In 1995, during the concession negotiations community members in areas that could potentially benefit from concessions organized in order to oppose the possibility of concessions to be given to the private sector. This group became the Consejo Consultivo de Comunidades Forestales de Petén (CONCOFOP). After becoming legally recognized, it became the Asociacion de Comunidades Forestales de Petén (ACOFOP). Its main objectives were to develop social and human capital within the communities and promote sustainable models for extraction. ACOFOP played a crucial role in helping the communities attain legal statuses as associations, civil societies or even cooperatives in order to be eligible for concessions. The approval several community concessions can be linked to ACOFOP's advocacy.
CIFOR indicates that by 2005, ACOFOP's membership of 22 communities and organizations represented 14,000 individuals in 30 communities and managed a total of 500,000 hectares, of which 70% has been certified by the Forest Stewardship Council.
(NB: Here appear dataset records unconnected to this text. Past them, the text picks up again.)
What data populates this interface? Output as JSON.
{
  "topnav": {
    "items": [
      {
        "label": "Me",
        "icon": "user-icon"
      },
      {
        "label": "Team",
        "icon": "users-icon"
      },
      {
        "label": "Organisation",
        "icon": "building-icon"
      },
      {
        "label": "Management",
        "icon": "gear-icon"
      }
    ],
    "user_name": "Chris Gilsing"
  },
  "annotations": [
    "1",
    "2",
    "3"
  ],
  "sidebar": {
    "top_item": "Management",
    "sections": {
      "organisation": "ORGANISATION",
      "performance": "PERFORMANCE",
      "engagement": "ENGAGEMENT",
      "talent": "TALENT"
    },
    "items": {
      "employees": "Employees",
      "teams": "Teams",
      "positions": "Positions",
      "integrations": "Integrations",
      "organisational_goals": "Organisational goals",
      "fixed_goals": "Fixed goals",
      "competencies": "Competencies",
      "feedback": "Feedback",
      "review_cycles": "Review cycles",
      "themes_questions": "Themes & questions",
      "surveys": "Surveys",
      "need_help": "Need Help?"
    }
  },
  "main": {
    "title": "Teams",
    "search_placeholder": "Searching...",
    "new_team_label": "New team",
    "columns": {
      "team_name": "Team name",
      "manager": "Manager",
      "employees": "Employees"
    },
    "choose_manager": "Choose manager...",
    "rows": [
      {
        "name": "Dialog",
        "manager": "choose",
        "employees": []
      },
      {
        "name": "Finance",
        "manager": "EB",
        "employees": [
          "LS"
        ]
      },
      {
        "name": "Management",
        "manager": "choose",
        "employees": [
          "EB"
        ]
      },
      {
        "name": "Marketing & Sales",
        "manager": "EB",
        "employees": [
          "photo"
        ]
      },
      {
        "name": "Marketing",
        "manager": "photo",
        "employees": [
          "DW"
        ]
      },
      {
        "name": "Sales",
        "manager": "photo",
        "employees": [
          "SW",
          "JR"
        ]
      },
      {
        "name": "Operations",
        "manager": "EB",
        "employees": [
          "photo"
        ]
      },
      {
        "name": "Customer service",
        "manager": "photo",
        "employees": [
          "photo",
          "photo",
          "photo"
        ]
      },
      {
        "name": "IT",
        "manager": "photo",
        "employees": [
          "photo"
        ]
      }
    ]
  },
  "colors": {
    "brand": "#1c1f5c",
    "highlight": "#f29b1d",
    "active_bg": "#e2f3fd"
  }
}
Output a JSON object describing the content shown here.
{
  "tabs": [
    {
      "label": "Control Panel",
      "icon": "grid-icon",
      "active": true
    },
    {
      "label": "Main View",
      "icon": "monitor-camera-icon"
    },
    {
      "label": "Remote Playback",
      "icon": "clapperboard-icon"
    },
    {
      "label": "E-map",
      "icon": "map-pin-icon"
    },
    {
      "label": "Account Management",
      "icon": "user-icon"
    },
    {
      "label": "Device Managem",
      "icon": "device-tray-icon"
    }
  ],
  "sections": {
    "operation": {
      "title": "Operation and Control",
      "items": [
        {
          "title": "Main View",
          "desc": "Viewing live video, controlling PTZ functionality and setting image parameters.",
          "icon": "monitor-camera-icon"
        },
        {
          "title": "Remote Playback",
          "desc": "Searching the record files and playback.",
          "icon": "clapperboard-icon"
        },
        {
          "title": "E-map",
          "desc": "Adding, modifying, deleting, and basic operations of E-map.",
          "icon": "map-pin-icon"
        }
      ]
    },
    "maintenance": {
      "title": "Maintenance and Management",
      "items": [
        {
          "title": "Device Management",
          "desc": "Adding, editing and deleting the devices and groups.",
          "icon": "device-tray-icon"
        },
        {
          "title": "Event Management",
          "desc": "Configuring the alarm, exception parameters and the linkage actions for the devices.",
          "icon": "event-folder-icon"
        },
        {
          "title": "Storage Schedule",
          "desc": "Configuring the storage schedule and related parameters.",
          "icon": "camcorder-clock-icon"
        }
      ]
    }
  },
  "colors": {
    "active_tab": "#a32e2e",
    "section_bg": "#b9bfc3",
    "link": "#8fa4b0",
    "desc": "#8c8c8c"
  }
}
FORESCOM (Empresa Comunitaria de Servicios del Bosque) was established in 2003 as a private company from the same community organizations that together comprise ACOFOP. The origins of FORESCOM stem from the idea of reducing the costs of marketing, forest management, certification, infrastructure development and maintenance and other related expenses required for the operations of concessions by creating “blocks” of forest with neighboring communities. As CONAP matures as an independent government institution, the more that international assistance has been fleeing the RBM and affecting the funding for many of the NGO's that were committed to the communities to provide the needed technical assistance and entrepreneurial expertise for the proper management of the forest leading to the financial burden of conservation to fall more and more on the communities. CONAP has readjusted some regulations to make it possible for communities to choose certified forest agents to fulfill the would-be roles of NGO's. Many of these agents have already been contracted by FORESCOM, but FORESCOM is also becoming one of these certified forest agents to be able to provide these services itself. Estimates have been made that upon completion of certification, FORESCOM will create a 20% reduction in the cost of audits and recertification required every five years. Additionally, USAID donated $300,000 to develop road infrastructure leading to and within concession areas for more environmentally friendly transport of products. Besides providing marketing, accounting and financial planning services, FORESCOM is also considering expanding their capacities to include processing of wood materials to meet the demands of an international market for dry and semi-processed wood and to add value to the products coming out of the concessions. Due to its close ties with ACOFOP, the Forest Stewardship Council, the certifying body of forest agents, will have to oversee concerns for corruption and quality deterioration. Although the certification from the FSC does not add value or open markets to concession products, it does help the community forestry framework maintain a “green image” by indicating strict rules for forest management.
Illegal activity in the Peten region has historical precedents in the logging industry and periods of land-grabs. However, in the recent years the drug trade in the RBM has been growing drastically to the point that it poses one of the greatest threats to the protected areas. The RBM is attractive to drug traffickers as it is remote meaning many portions can only be reached on foot and the lack of government oversight coupled with fluid borers to ease the movement of drugs in and out of the country. Many of the forest fires that occur in the region are deliberate attempts by traffickers to clear areas for labs, runway strips, and grazing land for cattle used as a way to launder profits from the drug trade. Since January 2016, Guatemalan authorities have 2,588 kilograms of cocaine (valued at $34.7 million), 17.6 million poppy plants (valued at $57.6 million), and 570,316 marijuana plants (valued at $28 million). The same authorities estimate that over 8,000 hectares of protected land have been burned because of the drug trade.